The Effect of Application Site of Spinal Manipulative Therapy (SMT) on Spinal Stiffness
SOURCE: Spine J. 2013 Oct 16 [Epub ahead of print]
Tiffany L. Edgecombe, PhD, Greg N. Kawchuk, DC, PhD, Cynthia R. Long, PhD, Joel G. Pickar, DC, PhD
Department of Physical Therapy, University of Alberta, 8205 114 St, Corbett Hall, Edmonton, AB, Canada T6G 2G4
BACKGROUND CONTEXT: Like other factors that can influence treatment efficacy (eg, dosage, frequency, time of day), the site of treatment application is known to affect various physical interventions such as topical anesthetics and cardiopulmonary resuscitation. Like these examples, spinal manipulative therapy (SMT) is a physical intervention that may exhibit maximal benefit when directed to a specific site. Whereas numerous studies of SMT efficacy have produced mixed results, few studies have taken into account the site of SMT application.
PURPOSE: To determine if the site of SMT application modulates the effect of SMT in an anesthetized feline model.
STUDY DESIGN: Spinal manipulative therapy applied to specific anatomic locations randomized in a Latin square design with a no-SMT control.
OUTCOME MEASURES: Physiologic measures (spinal stiffness).
METHODS: Simulated SMT was delivered by a validated mechanical apparatus to the intact lumbar spine of eight anesthetized felines at four unique sites: L6 spinous process, left L6 lamina, left L6 mammillary process, and L7 spinous process. To measure spinal stiffness, a separate indentation load was applied mechanically to the L6 spinous process before and after each SMT application. Spinal stiffness was calculated from the resulting force-displacement curve as the average stiffness (k) and terminal instantaneous stiffness (TIS).

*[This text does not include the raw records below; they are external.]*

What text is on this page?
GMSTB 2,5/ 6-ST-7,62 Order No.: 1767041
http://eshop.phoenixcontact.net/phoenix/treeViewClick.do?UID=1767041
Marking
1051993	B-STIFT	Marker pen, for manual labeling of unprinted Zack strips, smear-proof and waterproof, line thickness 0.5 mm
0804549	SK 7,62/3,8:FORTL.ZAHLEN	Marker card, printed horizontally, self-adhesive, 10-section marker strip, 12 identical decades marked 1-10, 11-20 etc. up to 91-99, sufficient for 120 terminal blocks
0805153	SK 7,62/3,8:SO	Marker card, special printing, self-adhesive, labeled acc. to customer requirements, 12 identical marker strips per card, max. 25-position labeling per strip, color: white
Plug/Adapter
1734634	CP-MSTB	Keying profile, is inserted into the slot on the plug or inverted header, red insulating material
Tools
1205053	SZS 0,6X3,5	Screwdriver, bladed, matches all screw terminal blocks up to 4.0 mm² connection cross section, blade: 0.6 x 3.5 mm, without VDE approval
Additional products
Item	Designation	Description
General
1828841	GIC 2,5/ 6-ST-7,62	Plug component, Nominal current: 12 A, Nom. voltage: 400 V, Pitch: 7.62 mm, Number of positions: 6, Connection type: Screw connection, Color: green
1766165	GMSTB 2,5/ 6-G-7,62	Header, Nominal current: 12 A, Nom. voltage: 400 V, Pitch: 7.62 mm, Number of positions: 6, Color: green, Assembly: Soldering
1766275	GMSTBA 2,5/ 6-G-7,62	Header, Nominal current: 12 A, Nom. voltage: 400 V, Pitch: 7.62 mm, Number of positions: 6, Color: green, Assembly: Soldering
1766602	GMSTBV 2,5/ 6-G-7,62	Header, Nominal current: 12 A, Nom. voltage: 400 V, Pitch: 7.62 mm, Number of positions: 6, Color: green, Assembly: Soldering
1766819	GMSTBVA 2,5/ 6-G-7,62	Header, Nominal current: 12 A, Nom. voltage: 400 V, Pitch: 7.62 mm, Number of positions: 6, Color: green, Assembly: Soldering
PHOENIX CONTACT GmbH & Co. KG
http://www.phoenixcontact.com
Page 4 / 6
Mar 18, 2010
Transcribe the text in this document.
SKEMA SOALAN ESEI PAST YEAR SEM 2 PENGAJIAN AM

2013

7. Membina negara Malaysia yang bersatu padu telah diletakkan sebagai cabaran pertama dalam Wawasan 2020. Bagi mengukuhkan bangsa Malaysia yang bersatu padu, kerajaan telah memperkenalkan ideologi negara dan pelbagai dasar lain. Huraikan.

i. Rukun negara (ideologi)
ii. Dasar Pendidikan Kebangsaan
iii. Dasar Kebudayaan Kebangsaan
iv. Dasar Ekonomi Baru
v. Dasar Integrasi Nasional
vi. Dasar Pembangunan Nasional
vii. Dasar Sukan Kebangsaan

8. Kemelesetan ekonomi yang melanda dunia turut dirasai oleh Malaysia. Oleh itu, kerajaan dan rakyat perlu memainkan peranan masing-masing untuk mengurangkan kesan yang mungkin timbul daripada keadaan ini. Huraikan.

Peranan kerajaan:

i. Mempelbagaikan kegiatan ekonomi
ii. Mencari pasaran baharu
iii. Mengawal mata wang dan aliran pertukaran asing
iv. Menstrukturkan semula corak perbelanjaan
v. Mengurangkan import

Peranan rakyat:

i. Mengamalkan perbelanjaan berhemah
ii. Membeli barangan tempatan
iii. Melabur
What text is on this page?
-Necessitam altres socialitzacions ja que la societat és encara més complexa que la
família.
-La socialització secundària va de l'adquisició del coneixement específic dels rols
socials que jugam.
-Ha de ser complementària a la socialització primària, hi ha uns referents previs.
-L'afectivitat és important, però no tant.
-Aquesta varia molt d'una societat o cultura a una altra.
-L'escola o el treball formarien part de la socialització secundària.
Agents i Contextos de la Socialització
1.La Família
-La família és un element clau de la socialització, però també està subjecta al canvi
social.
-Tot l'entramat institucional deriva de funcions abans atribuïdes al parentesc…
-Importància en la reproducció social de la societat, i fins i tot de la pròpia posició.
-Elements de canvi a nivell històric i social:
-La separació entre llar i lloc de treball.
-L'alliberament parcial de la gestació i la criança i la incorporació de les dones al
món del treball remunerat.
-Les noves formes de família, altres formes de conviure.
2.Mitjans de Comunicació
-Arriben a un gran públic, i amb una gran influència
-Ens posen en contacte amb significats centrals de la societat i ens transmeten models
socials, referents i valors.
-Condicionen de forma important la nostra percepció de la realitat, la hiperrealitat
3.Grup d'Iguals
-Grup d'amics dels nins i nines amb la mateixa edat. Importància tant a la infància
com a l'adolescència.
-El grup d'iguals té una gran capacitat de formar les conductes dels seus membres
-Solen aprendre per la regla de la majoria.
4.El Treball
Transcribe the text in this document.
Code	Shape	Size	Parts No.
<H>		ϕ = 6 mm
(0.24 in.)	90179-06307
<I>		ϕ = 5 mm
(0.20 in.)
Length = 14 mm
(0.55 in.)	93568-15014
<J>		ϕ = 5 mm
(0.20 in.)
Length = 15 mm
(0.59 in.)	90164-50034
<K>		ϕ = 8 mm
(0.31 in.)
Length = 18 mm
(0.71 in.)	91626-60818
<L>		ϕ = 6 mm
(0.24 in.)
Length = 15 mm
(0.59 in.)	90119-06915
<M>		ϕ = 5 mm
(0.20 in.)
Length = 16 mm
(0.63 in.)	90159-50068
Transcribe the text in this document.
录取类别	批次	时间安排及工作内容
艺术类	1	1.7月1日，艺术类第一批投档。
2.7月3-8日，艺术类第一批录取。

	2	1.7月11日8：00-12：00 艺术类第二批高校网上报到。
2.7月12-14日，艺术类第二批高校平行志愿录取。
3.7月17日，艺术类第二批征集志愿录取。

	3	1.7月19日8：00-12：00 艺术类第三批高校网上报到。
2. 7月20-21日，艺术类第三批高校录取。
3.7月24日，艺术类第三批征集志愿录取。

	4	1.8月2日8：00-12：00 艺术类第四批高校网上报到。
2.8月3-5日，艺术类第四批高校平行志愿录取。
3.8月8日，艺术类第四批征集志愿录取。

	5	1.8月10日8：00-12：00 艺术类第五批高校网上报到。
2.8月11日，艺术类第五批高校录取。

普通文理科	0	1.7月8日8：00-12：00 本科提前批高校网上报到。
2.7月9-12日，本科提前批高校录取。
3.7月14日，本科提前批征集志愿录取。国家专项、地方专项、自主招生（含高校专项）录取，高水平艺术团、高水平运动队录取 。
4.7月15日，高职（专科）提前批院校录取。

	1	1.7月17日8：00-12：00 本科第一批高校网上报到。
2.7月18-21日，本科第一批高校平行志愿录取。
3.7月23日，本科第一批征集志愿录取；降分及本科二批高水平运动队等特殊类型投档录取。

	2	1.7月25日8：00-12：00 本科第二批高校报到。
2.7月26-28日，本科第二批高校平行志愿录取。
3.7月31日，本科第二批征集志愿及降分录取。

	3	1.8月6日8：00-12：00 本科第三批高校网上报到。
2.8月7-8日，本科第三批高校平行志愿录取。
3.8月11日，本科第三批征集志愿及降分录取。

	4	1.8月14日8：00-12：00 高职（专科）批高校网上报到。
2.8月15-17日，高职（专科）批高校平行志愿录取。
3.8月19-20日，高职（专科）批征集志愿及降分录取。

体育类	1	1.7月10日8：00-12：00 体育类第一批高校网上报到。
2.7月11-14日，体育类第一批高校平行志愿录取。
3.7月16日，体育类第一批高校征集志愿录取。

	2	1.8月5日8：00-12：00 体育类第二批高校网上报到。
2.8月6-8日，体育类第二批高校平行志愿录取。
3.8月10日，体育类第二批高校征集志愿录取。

RESULTS: Relative to the no-SMT control, significant decreases in spinal stiffness followed the SMT when L6 spinous and L6 lamina were used as the contact site. Terminal instantaneous stiffness significantly decreased -0.48 N/mm (upper, lower 95% confidence interval [-0.86, -0.09]) with L6 spinous as the contact site and decreased -0.44 N/mm (-0.82, -0.05), with the L6 lamina as the contact site. k increased 0.44 N/mm (-0.01, 088), using L6 spinous as the contact site.
CONCLUSIONS: Decreases in terminal spinal stiffness were observed after SMT delivered at some application sites but not the others. The results suggest that SMT contact site modulates SMT’s effect on spinal stiffness in a feline model. Changes in spinal terminal instantaneous spinal stiffness were similar in magnitude and direction to those observed in symptomatic human subjects who report benefits after SMT.